The appellant is a niece of John W. Hathaway, deceased, and in his lifetime was engaged in mercantile business at Carmichaels, in Greene county. He resided at that place and kept an account with a Pittsburgh bank, and, for her convenience, there being no bank at Carmichaels, it was arranged between them that when she wished to make deposits of money, checks and drafts, he should deposit them for her in his own name and to his own account, and when she wanted money to pay for goods, or for any purpose, he should draw checks or purchase drafts in favor of such person or persons as she might designate. In a book kept by him at her store, and called in this case “ the long book,” he entered all his transactions with the Pittsburgh bank, showing the dates and amounts of his deposits, and for whom they were made ; the dates and amounts of the checks drawn or purchased by him, in whose favor they were drawn, and to whom they were chargeable. In another book kept by him at the same place, and called here “ the little bank book,” he kept an account with the appellant, which contained and was limited to his deposits for her and his payments from them by her direction. These accounts show a balance in her favor of $1,280.46.

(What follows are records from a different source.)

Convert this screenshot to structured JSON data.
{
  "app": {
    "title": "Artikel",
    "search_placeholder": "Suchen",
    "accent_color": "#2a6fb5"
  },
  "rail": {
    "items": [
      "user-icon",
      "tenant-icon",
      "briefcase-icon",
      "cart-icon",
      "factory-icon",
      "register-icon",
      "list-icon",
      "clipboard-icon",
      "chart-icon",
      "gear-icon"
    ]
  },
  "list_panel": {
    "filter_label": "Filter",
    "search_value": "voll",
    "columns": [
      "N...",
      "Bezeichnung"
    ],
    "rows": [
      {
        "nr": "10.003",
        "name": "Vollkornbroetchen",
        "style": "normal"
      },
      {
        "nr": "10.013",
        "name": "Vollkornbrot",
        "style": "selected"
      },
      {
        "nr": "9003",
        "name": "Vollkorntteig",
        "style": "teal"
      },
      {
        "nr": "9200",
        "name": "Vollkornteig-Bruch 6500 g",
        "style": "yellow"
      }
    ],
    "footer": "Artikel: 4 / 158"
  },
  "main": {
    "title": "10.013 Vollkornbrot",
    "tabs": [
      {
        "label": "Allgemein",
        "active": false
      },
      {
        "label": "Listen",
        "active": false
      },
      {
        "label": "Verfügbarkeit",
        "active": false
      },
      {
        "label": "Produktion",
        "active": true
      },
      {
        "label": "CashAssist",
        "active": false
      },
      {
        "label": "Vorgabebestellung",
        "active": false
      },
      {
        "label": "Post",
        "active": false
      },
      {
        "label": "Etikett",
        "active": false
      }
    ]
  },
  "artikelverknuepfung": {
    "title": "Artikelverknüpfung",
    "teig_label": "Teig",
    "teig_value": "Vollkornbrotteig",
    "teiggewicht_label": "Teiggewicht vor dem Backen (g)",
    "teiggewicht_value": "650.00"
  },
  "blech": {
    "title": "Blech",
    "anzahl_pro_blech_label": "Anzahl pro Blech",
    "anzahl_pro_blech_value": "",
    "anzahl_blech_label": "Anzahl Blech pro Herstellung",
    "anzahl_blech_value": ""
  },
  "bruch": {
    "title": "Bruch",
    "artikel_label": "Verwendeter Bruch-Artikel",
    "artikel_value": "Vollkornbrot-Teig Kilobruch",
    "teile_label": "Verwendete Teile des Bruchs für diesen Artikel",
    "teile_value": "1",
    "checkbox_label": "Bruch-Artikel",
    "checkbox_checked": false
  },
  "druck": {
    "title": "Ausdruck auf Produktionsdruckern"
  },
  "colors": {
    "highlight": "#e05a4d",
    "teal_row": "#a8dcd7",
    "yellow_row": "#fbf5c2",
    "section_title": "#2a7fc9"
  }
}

For his convenience he deposited some of his own money with her at the store, and she let him have money from time to time as he required it, and of these transactions a separate ac*210count was kept by him in two blotters belonging to the store. In this account he entered the dates and amounts of his deposits with her and the dates and amounts of her payments of money to or for him, and it shows a balance in her favor of $1,630.86. All the accounts mentioned were in his handwriting, and always open to her inspection at the store where they were kept. They were given in evidence on the trial, and constituted the rejected claims. They showed that the business relation between the parties was simply that of debtor and creditor. Their accuracy was not questioned by either party to the action, and when the evidence was closed the only work for the jury was to add the debtor and creditor sides of the accounts, strike the balances, and include them in a verdict. For this work it was not necessary to resort to a court of equity, or to an action of account render. There was nothing complicated about it, and it was not increased by the fact that separate accounts were kept of the money transactions instead of one account which included all of them. In the fact that they were kept by one party with the knowledge and acquiescence of the other there is a mutual admission of their correctness. We think that the balances which appear on a footing of these accounts may be recovered in this action. Reeside’s Executor v. Reeside, 49 Pa. 322, is not in conflict with this conclusion.
The specifications of error are sustained.
Judgment reversed, and venire facias de novo awarded.